Explore this issue:November 2013
VANCOUVER—Many surgical options exist for obstructive sleep apnea (OSA) patients, but choosing among them can be difficult. Anatomical considerations and available research studies can help guide the decision when it comes to navigating through the many palate surgery procedures, said a panel of experts here at the 2013 AAO-HNS Annual Meeting. Many of the experts who spoke during the mini-seminar on the topic actually pioneered the procedures they discussed.
“I have my own approach to selecting a palate surgery technique for a certain patient, and other surgeons ask me all the time how I make those decisions,” said moderator Eric J. Kezirian, MD, MPH, director of sleep surgery in the Keck School of Medicine at the University of Southern California San Francisco. “I thought we should bring together the surgeons who have developed these procedures or performed research in the area to share their experiences.”
Uvulopalatopharyngoplasty (UPPP): This procedure, the most commonly performed procedure for sleep apnea, has been proven to show improvements in sleep study results such as the apnea-hypopnea index, mortality and quality of life, said Edward Weaver, MD, MPH, chief of sleep surgery and director of outcomes research in the department of otolaryngology-head and neck surgery at the University of Washington in Seattle. However, response rates are sometimes considered less than desirable.
Relocation pharyngoplasty: Hsueh-Yu Li, MD, chief of the department of otolaryngology at Chang Gung Memorial Hospital in Taiwan, developed relocation pharyngoplasty, a procedure that involves removing supratonsillar fat tissue while leaving muscle tissue intact.
Lateral pharyngoplasty: Lateral pharyngoplasty is designed to prevent lateral pharyngeal wall collapse in obstructive sleep apnea, and a primary component for patient selection is sagittal collapse during Mueller’s maneuver. The procedure has been found to improve snoring, sleepiness and apnea. Patients with markedly enlarged tonsils and positional sleep apnea do better with lateral pharyngoplasty, said Dr. Li.

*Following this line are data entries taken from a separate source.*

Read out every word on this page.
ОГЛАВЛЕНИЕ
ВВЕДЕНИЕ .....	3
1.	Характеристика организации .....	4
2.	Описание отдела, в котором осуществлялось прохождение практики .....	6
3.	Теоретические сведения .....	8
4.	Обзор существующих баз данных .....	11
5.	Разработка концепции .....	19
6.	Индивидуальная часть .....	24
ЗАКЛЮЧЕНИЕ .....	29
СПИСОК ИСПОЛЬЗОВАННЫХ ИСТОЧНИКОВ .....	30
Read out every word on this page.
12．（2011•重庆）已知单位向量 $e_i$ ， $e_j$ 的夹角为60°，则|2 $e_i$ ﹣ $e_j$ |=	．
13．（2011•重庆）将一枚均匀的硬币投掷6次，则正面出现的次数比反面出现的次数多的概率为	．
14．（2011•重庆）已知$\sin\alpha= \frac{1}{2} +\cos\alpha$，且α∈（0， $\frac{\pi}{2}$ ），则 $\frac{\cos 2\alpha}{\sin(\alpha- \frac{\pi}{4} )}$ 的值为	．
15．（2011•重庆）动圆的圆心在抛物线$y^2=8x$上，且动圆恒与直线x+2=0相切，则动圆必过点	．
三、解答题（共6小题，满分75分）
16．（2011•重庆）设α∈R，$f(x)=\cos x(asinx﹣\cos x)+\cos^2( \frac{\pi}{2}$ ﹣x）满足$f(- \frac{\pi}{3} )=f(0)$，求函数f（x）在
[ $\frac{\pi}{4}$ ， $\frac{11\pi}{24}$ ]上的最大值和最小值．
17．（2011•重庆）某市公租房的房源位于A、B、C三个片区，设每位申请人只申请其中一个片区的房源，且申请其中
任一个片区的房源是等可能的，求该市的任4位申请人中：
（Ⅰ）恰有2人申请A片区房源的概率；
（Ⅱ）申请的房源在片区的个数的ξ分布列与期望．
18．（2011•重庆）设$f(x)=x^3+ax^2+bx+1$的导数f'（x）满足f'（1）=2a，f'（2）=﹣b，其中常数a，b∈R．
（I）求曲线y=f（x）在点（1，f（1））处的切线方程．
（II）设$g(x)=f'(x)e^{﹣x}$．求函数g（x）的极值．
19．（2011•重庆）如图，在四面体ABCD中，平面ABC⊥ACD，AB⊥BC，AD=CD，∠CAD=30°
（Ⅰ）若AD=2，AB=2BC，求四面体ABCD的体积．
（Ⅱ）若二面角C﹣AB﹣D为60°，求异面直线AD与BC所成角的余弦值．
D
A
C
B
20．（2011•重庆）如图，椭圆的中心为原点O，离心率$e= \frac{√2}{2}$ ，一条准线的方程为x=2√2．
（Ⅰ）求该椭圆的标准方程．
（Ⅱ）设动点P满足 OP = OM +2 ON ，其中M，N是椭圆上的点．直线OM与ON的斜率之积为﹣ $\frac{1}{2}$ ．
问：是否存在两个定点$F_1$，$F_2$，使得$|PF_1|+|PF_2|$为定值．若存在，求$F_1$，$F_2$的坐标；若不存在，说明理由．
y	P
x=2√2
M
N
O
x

In expansion sphincter pharyngoplasty, the lateral pharyngeal walls are stiffened to prevent their collapse, said Kenny Pang, MD, director and consultant at the Asia Sleep Centre in Singapore. In 2007, Dr. Pang published a randomized trial comparing the procedure with UPPP in patients with mild to moderate OSA who had undergone an examination suggesting palatal collapse without markedly enlarged tonsils (Otolaryngol Head Neck Surg. 2007;137:110-114). The success rate was 78 percent for expansion sphincter pharyngoplasty (ESP) and 46 percent for UPPP, and there was a greater improvement in the apnea-hypopnea index in the ESP group.